Beide gehen häufig auseinander. Das verbreitetste Muster ist ein Refill-Symbol samt Frist im Namen bei einem Refill-Feld, das nicht gesetzt ist. In der Praxis heißt das selten, dass es die Nachlieferung nicht gibt — es heißt, dass du sie nicht selbst auslösen kannst, sondern über den Support des Panels anmelden musst.

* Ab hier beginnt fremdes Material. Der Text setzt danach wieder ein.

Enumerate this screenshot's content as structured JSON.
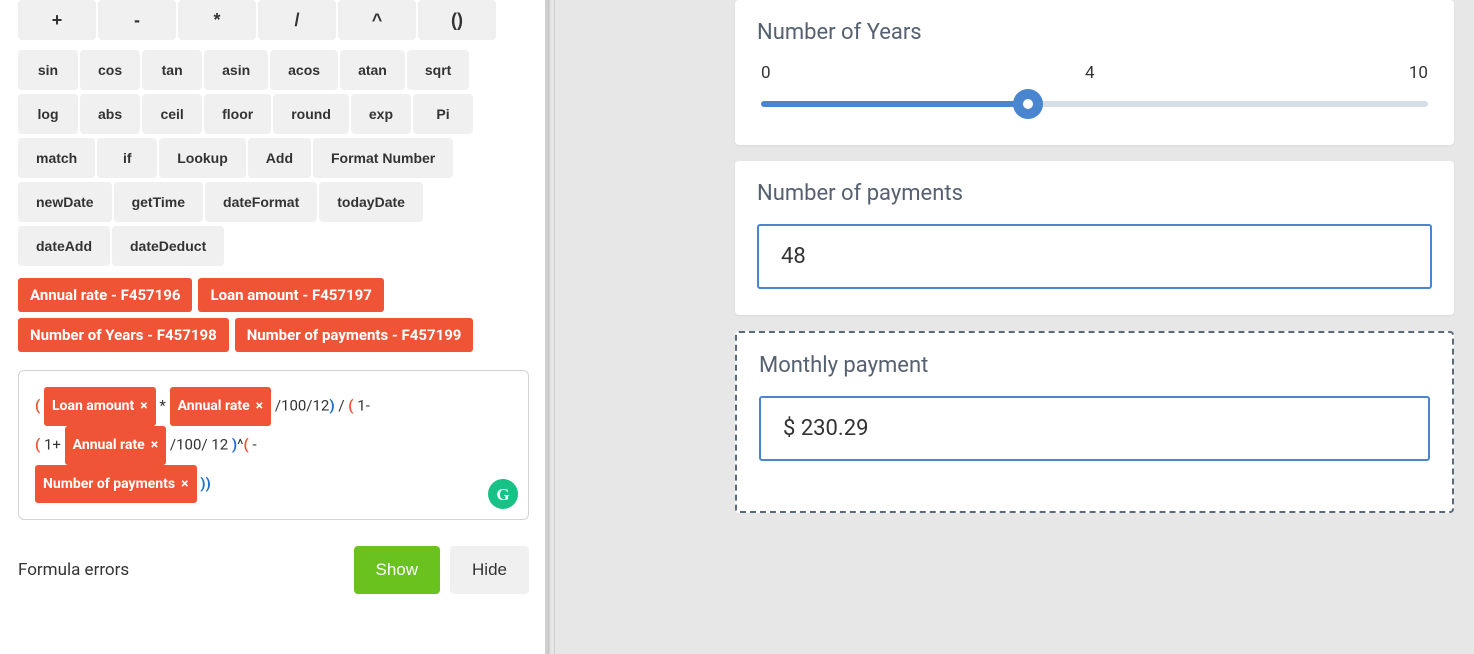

Aufgelöst wird das nicht. Gefiltert und sortiert wird nach dem Feld, weil nur das Feld etwas über den Bestellweg aussagt; die Angabe aus dem Titel steht daneben, mit einem Hinweis auf ihre praktische Bedeutung. Für die Auswahl ist die andere Richtung nützlicher: Die Zahl der Angebote im Geltungsbereich, bei denen das Panel das Refill-Feld selbst als gesetzt meldet, liegt bei 327, und dort läuft der Nachschub ohne Ticket. Genau darauf lässt sich filtern — wir zeigen, wo Refill wirklich automatisch ist.
Qualitätsangaben wie „echte Zuschauer", „HQ" oder „Non Drop" bleiben Selbstauskünfte des Verkäufers. Wir übersetzen sie in vergleichbare Stufen, damit Angebote nebeneinander lesbar werden, und schreiben dazu, dass es Behauptungen sind. Ob hinter einer Wiedergabe ein Mensch gesessen hat, ist aus keinem Katalogfeld ablesbar — und wäre es ablesbar, würde YouTube die Zahl selbst korrigieren.
Wie gut der Support eines Panels arbeitet, bewerten wir nicht; das ließe sich nur mit Testbestellungen prüfen. Was wir zeigen, ist die Frage davor: ob du ihn für eine zugesagte Leistung überhaupt brauchst.